Le Plan Puebla Panama (PPP) tout d'abord, associe les 7 pays d'Amérique centrale (Belize, Costa Rica, Guatemala, Honduras, Nicaragua, Panama, Salvador) aux 9 États du sud sud-est du Mexique (Campeche, Chiapas, Guerrero, Oaxaca, Puebla, Quitana Roo, Tabasco, Veracruz et Yucatan). Le projet a été lancé le 15 juin 2001. Il s'agit de créer un axe de coopération pour renforcer les infrastructures, réduire la pauvreté et la vulnérabilité aux catastrophes naturelles.

Une structure s'est mise en place qui, d'une certaine façon recouvre des projets et structures déjà existants en Amérique centrale.

Autre défi, autrement plus complexe, la négociation d'un accord de libre échange avec les Etats-Unis : le Central american and Dominican Republic free trade agreement (CAFTA).

Les Etats-Unis ont été extrêmement pressants concernant la négociation, concluant le processus en un an (alors que pour le NAFTA la négociation avait duré 7 ans et que pour la ZLEA, le processus a démarré en 1994). Les négociations ont commencé en janvier 2003 et l'accord a été signé le 28 mai 2004.

A ce jour, il a été ratifié par tous les pays, le Costa Rica ayant été le dernier. Ce pays a organisé un référendum en 2007 et a adopté en 2008 les lois d'application.

Il est bien évident que le CAFTA a détourné les Centraméricains de l'intérêt qu'ils pouvaient encore porter à l'approfondissement de leur intégration. La hiérarchisation des priorités, indispensable dans des petits aux faibles ressources humaines en matière de diplomatie, a été fatale à l'intégration centraméricaine.

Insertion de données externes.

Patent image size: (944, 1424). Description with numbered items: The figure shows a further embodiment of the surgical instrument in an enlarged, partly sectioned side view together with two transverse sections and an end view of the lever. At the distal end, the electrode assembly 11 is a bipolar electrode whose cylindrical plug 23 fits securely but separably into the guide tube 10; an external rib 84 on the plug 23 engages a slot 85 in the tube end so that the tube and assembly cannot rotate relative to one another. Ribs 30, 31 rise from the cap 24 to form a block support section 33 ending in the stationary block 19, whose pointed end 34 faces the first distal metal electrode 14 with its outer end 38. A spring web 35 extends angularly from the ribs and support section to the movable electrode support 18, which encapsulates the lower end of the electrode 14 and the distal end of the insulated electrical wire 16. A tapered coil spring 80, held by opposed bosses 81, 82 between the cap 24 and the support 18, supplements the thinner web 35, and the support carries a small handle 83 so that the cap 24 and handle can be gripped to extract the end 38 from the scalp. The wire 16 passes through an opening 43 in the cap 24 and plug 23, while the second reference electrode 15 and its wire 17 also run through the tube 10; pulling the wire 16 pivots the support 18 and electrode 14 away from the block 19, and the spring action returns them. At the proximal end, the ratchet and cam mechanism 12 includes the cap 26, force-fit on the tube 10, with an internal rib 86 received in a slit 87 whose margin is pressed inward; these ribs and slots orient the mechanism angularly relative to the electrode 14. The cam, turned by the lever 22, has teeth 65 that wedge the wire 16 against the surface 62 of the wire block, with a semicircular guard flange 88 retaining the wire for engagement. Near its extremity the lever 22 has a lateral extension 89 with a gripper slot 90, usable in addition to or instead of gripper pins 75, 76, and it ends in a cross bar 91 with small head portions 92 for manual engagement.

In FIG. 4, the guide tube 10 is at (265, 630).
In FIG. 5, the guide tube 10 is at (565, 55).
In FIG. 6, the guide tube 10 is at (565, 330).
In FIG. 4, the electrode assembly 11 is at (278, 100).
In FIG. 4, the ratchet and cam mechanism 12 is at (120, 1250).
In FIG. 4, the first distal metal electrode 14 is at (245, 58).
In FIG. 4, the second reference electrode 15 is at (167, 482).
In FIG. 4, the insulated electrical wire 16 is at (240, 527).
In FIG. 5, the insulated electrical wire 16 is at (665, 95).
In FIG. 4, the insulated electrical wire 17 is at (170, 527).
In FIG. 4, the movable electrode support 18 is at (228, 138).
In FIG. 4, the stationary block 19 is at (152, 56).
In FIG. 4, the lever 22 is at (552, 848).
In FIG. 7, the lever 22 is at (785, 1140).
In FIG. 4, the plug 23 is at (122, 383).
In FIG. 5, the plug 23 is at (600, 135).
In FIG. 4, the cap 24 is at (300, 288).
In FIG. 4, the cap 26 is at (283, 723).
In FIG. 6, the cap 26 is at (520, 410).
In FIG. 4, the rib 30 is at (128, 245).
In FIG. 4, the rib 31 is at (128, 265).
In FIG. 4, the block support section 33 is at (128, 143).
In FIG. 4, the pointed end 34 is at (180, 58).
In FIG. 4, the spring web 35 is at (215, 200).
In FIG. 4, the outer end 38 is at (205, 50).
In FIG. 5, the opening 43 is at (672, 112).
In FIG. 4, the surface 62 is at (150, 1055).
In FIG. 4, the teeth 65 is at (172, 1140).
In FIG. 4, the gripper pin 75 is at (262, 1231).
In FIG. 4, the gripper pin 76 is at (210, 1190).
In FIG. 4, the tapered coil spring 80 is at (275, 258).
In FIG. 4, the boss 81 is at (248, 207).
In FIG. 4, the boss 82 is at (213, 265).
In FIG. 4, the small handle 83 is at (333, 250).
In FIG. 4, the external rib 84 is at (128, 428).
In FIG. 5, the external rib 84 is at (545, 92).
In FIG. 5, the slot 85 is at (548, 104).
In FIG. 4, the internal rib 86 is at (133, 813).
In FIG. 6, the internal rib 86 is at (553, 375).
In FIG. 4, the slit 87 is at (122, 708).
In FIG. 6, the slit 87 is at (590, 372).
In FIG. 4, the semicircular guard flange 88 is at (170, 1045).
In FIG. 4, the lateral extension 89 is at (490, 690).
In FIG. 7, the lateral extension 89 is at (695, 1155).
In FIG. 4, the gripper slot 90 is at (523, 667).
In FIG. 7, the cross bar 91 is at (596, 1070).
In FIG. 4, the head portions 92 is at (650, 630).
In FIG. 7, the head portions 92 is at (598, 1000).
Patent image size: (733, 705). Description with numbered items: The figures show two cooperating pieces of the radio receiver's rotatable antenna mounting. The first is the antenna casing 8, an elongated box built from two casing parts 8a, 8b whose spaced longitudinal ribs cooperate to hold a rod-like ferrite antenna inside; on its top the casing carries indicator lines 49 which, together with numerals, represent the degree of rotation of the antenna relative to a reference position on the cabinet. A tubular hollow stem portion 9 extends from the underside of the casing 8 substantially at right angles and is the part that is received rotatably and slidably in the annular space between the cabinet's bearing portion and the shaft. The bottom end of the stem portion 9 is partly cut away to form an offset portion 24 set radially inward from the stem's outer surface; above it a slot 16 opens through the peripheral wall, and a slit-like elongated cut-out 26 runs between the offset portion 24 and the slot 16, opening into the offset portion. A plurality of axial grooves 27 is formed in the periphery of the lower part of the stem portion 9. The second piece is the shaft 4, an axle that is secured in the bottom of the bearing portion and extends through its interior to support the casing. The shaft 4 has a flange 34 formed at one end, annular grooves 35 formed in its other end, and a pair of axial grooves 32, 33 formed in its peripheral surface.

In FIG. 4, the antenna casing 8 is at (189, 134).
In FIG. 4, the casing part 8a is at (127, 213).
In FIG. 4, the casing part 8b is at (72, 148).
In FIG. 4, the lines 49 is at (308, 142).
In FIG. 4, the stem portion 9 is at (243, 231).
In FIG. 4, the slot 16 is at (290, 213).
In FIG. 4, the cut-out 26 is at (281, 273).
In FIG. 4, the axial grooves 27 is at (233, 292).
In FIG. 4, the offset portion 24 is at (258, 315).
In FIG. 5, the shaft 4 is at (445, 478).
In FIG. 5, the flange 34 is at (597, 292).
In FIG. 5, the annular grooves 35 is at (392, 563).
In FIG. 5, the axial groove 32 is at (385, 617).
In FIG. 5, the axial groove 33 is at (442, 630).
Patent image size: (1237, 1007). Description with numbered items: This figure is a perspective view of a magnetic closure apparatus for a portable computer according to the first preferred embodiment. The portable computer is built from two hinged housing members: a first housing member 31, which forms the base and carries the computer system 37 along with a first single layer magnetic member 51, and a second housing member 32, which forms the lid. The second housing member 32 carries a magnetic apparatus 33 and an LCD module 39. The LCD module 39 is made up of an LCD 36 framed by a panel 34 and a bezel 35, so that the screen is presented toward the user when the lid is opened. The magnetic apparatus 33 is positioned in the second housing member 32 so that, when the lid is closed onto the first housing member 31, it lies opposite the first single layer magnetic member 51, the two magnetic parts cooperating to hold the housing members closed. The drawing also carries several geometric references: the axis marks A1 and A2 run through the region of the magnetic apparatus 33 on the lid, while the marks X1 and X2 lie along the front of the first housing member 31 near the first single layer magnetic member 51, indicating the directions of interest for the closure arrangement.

Au plan politique, les priorités sont autres depuis le début de la réforme en 1997 :

  • ouragan Mitch en 1998 : agenda de reconstruction
  • instabilité politique au Costa Rica
  • recrudescence de conflits transfrontaliers

Toutefois, la perspective d'une relance de la réforme est évoquée en 2004, en vue de l'ouverture de négociations avec l'Union européenne. Pour la Commission européenne, "the overall objective of the 2007-2013 strategy for Central America will be to support the process of political, economic and social integration in the context of preparation of the future Association Agreement with the EU".

Le 26 février 2004, une Commission pour la réforme intégrale des institutions est créée.

En dépit du nouveau défi lancé par l'ALBA (adhésion du Honduras et du Nicaragua), un protocole est adopté le 20 février 2008 portant sur la réforme du Parlement et aux instances politiques.